Randi Kreiss

News reporting: the ultimate reality TV


We are living in a binary world now. We must be, because the word “binary” has become the “it” word. And it does seem to be the defining concept of the new normal, that Americans see the world in absolutes: black or white, right or wrong, up or down. Need I say war or peace? People are heroes or deplorables.

Nuance asks too much of us; it is so complex and tiresome. You have to use judgment. Nuance requires thinking, for heaven’s sake.

One of the binary choices is real or fake, especially as it applies to the news. And so it follows that playing a newsperson on TV or in the movies is a very risky business. Once you’re caught in the act of acting, how can we believe your “real news” broadcasts?

For decades, Woody Allen played with real and fake news and authenticity versus embellishment. Famous historical figures slipped in and out of his movie “Zelig.” The audiences got it, and we loved the ambiguity; the lack of clarity was fun. The more complex the fact/fiction dynamic, the richer the experience. But that was in the good old days. We have misplaced the ability to calibrate and compromise — to accept that all truth is relative.

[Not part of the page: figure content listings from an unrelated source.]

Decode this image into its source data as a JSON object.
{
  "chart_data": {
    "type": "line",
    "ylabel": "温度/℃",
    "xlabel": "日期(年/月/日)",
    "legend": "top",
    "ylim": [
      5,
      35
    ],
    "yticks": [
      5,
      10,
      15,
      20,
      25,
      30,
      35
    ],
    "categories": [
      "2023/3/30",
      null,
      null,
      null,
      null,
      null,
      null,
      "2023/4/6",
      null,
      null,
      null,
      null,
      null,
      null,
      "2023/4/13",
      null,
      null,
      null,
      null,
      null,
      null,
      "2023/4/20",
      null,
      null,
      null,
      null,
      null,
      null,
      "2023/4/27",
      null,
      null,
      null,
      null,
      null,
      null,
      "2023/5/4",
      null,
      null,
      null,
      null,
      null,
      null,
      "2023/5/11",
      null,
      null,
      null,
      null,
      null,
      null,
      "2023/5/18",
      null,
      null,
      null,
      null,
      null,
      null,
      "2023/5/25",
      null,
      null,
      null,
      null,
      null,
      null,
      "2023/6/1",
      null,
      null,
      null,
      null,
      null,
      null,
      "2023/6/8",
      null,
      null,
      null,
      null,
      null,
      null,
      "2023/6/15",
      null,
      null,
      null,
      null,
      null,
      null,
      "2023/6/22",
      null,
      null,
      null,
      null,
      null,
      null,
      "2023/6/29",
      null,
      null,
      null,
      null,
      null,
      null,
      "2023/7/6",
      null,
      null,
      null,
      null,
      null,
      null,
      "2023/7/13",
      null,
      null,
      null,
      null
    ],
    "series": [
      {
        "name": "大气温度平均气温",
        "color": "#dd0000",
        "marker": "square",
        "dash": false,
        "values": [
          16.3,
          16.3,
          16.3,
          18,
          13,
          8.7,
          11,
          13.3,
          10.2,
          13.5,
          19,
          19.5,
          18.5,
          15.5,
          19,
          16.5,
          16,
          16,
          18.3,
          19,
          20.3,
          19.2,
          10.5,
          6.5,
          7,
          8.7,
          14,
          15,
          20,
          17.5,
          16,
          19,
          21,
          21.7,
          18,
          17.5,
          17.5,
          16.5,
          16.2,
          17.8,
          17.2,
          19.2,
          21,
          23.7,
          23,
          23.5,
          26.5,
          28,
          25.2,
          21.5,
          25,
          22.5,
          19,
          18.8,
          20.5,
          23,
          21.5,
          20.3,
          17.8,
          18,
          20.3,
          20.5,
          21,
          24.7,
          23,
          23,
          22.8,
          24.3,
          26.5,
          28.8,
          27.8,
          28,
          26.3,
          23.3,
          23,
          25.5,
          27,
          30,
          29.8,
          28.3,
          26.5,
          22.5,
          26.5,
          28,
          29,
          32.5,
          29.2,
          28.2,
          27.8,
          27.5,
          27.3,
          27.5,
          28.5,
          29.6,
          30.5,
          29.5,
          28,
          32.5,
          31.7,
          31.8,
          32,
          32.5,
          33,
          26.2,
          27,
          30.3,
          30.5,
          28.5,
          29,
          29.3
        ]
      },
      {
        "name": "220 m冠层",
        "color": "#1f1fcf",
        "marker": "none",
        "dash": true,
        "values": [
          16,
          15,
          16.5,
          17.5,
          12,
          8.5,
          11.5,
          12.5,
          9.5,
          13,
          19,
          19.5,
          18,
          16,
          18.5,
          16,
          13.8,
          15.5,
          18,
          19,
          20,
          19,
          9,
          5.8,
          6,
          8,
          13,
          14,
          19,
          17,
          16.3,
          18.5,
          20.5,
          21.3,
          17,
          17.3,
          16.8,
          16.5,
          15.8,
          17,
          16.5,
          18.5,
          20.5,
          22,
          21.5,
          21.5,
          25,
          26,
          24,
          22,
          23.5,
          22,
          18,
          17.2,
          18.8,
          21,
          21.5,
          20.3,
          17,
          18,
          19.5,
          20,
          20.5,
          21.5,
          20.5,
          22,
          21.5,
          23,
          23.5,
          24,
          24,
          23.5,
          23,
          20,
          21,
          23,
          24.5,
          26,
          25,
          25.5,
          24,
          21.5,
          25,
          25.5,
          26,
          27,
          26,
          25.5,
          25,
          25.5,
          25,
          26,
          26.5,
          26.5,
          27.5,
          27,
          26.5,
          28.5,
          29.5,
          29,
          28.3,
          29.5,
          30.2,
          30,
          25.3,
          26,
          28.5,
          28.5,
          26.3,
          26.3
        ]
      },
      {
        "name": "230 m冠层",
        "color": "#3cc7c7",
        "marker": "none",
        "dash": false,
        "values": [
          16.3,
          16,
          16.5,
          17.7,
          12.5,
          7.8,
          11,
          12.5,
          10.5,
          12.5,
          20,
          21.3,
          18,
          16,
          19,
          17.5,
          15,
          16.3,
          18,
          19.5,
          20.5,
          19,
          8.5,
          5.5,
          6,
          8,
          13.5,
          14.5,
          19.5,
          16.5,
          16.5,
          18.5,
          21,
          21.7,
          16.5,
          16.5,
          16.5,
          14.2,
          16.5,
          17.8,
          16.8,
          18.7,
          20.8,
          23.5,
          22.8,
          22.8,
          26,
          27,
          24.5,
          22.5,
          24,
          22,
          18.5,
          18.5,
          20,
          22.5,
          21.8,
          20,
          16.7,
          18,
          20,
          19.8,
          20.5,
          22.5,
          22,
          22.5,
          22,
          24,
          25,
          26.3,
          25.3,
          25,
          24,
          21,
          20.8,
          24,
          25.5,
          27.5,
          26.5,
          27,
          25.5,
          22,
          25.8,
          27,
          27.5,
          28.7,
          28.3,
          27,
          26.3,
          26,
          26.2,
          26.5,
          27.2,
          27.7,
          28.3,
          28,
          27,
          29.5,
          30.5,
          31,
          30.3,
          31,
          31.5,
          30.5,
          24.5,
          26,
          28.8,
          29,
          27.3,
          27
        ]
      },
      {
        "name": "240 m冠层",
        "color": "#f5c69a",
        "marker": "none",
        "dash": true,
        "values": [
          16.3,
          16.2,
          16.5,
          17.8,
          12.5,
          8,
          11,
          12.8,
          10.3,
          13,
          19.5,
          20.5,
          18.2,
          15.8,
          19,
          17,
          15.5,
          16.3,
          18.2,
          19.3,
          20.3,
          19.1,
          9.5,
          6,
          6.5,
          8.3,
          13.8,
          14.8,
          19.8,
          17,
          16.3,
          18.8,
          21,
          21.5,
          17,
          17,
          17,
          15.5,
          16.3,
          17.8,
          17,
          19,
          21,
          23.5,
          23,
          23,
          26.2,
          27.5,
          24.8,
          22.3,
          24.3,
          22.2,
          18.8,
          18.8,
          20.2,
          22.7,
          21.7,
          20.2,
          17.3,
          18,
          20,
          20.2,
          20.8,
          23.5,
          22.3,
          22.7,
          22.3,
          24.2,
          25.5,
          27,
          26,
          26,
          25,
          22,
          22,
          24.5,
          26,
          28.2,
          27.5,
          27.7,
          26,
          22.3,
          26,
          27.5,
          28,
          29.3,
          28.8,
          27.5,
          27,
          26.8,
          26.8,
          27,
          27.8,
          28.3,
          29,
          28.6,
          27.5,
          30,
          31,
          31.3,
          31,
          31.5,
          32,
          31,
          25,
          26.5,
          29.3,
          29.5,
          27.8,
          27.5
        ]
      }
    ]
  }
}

It just doesn’t play that way in Trumpworld. Did it start when W. said you’re either with us or you’re against us? What happened to the big-tent theory of politics? Seems that inside the Trump tent, the table is set for one. You’re loyal to the Donald, or you become a target of his tweets.

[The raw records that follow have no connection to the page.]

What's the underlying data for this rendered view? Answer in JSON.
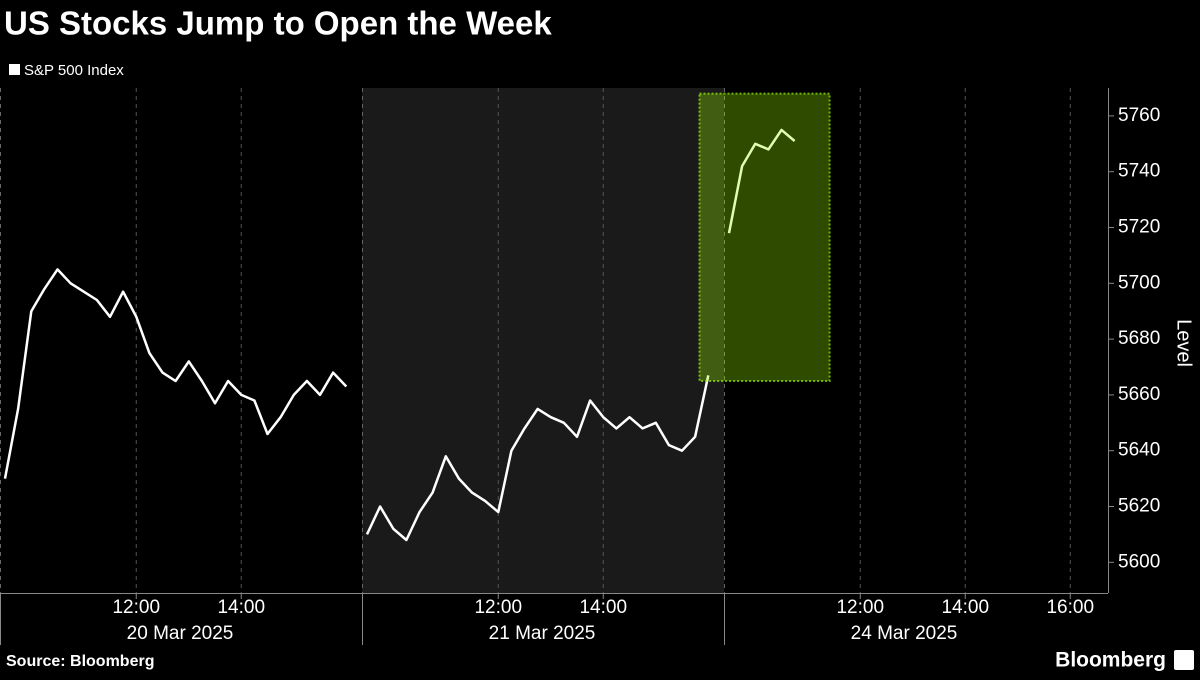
{
  "chart_data": {
    "type": "line",
    "title": "US Stocks Jump to Open the Week",
    "y_axis_label": "Level",
    "source": "Source: Bloomberg",
    "brand": "Bloomberg",
    "x": [
      "2025-03-20 09:30",
      "2025-03-20 09:45",
      "2025-03-20 10:00",
      "2025-03-20 10:15",
      "2025-03-20 10:30",
      "2025-03-20 10:45",
      "2025-03-20 11:00",
      "2025-03-20 11:15",
      "2025-03-20 11:30",
      "2025-03-20 11:45",
      "2025-03-20 12:00",
      "2025-03-20 12:15",
      "2025-03-20 12:30",
      "2025-03-20 12:45",
      "2025-03-20 13:00",
      "2025-03-20 13:15",
      "2025-03-20 13:30",
      "2025-03-20 13:45",
      "2025-03-20 14:00",
      "2025-03-20 14:15",
      "2025-03-20 14:30",
      "2025-03-20 14:45",
      "2025-03-20 15:00",
      "2025-03-20 15:15",
      "2025-03-20 15:30",
      "2025-03-20 15:45",
      "2025-03-20 16:00",
      "2025-03-21 09:30",
      "2025-03-21 09:45",
      "2025-03-21 10:00",
      "2025-03-21 10:15",
      "2025-03-21 10:30",
      "2025-03-21 10:45",
      "2025-03-21 11:00",
      "2025-03-21 11:15",
      "2025-03-21 11:30",
      "2025-03-21 11:45",
      "2025-03-21 12:00",
      "2025-03-21 12:15",
      "2025-03-21 12:30",
      "2025-03-21 12:45",
      "2025-03-21 13:00",
      "2025-03-21 13:15",
      "2025-03-21 13:30",
      "2025-03-21 13:45",
      "2025-03-21 14:00",
      "2025-03-21 14:15",
      "2025-03-21 14:30",
      "2025-03-21 14:45",
      "2025-03-21 15:00",
      "2025-03-21 15:15",
      "2025-03-21 15:30",
      "2025-03-21 15:45",
      "2025-03-21 16:00",
      "2025-03-24 09:30",
      "2025-03-24 09:45",
      "2025-03-24 10:00",
      "2025-03-24 10:15",
      "2025-03-24 10:30",
      "2025-03-24 10:45"
    ],
    "series": [
      {
        "name": "S&P 500 Index",
        "color": "#ffffff",
        "values": [
          5630,
          5655,
          5690,
          5698,
          5705,
          5700,
          5697,
          5694,
          5688,
          5697,
          5688,
          5675,
          5668,
          5665,
          5672,
          5665,
          5657,
          5665,
          5660,
          5658,
          5646,
          5652,
          5660,
          5665,
          5660,
          5668,
          5663,
          5610,
          5620,
          5612,
          5608,
          5618,
          5625,
          5638,
          5630,
          5625,
          5622,
          5618,
          5640,
          5648,
          5655,
          5652,
          5650,
          5645,
          5658,
          5652,
          5648,
          5652,
          5648,
          5650,
          5642,
          5640,
          5645,
          5667,
          5718,
          5742,
          5750,
          5748,
          5755,
          5751
        ]
      }
    ],
    "days": [
      {
        "value": "2025-03-20",
        "label": "20 Mar 2025"
      },
      {
        "value": "2025-03-21",
        "label": "21 Mar 2025"
      },
      {
        "value": "2025-03-24",
        "label": "24 Mar 2025"
      }
    ],
    "xticks": [
      {
        "value": "2025-03-20 12:00",
        "label": "12:00"
      },
      {
        "value": "2025-03-20 14:00",
        "label": "14:00"
      },
      {
        "value": "2025-03-21 12:00",
        "label": "12:00"
      },
      {
        "value": "2025-03-21 14:00",
        "label": "14:00"
      },
      {
        "value": "2025-03-24 12:00",
        "label": "12:00"
      },
      {
        "value": "2025-03-24 14:00",
        "label": "14:00"
      },
      {
        "value": "2025-03-24 16:00",
        "label": "16:00"
      }
    ],
    "ylim": [
      5589,
      5770
    ],
    "yticks": [
      5600,
      5620,
      5640,
      5660,
      5680,
      5700,
      5720,
      5740,
      5760
    ],
    "highlight": {
      "x": [
        "2025-03-21 15:50",
        "2025-03-24 11:25"
      ],
      "y": [
        5665,
        5768
      ],
      "color": "#99f700"
    },
    "grid": true
  }
}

As a newsperson, I find the pounding repetition of “fake news” taunts from the president deeply disturbing. I grew up on news explained by the giants of the industry: Cronkite, Rather, Walters, Safer, Ifill. Then I turn on the TV series “House of Cards” and I see Morley Safer playing himself, interviewing Kevin Spacey, playing the president. Morley, how could you sell out like that?

He isn’t alone. Other journalists, including Rachel Maddow, Candy Crowley, John King, Christiane Amanpour, Brian Williams, Soledad O’Brian and Kelly O’Donnell, have played newscasters on TV shows and in films.

Then there’s another whole category of fictional TV reporters played by actors. They include Ted Baxter, on “The Mary Tyler Moore Show,” Murphy Brown, Kermit the Frog, Lois Lane, Lou Grant and Stephen Colbert, on “The Colbert Report.” There are among us enough gullible consumers of television that if the fictional Ted Baxter had reported a run on milk, folks would have lined up at Dairy Barn. And Colbert inflicted permanent head buzz on many viewers by portraying a fake news anchor with sensibilities and political views antithetical to his own, yet his character and he shared the same name, the same show and the same body. We should be able to get the joke, but apparently some viewers can’t hold two opposing thoughts in their head at the same time.

Why would Safer or Maddow or Williams take a cameo on a show, playing a newsperson, when, in fact, all they have, all their capital, is invested in their reputations as reliable reporters of real news? Williams suffered a nearly fatal career setback when he exaggerated events that took place while he was reporting from a war zone; he was censured and taken off the air for some time. And even he accepted a cameo as a newsman on TV’s “30 Rock.”

I want to make a rule. If you’re a real reporter in any medium, TV or print or internet, don’t cheapen yourself by playing a fictional newsperson. No matter how much fun, no matter how flattering, please, just say no.

Especially when we’re under direct attack by the president, especially when the right to free speech and a free press are being challenged, journalists need to be scrupulous about our standards. Appearing in a sitcom or a movie trivializes what real reporters do. Anchors who report the news need to be beyond reproach in their ethics and professional standards.

As Special Counsel Robert Mueller’s investigation digs deeper and news stories uncover troubling and potentially illegal activities in and around the 2016 campaign and the Trump White House, it’s important that we conduct ourselves in ways that build trust with the reading and viewing public.

We are reporting and writing opinion pieces on war and peace, America’s viability as a constitutional democracy and the integrity of our president. This is not a dress rehearsal.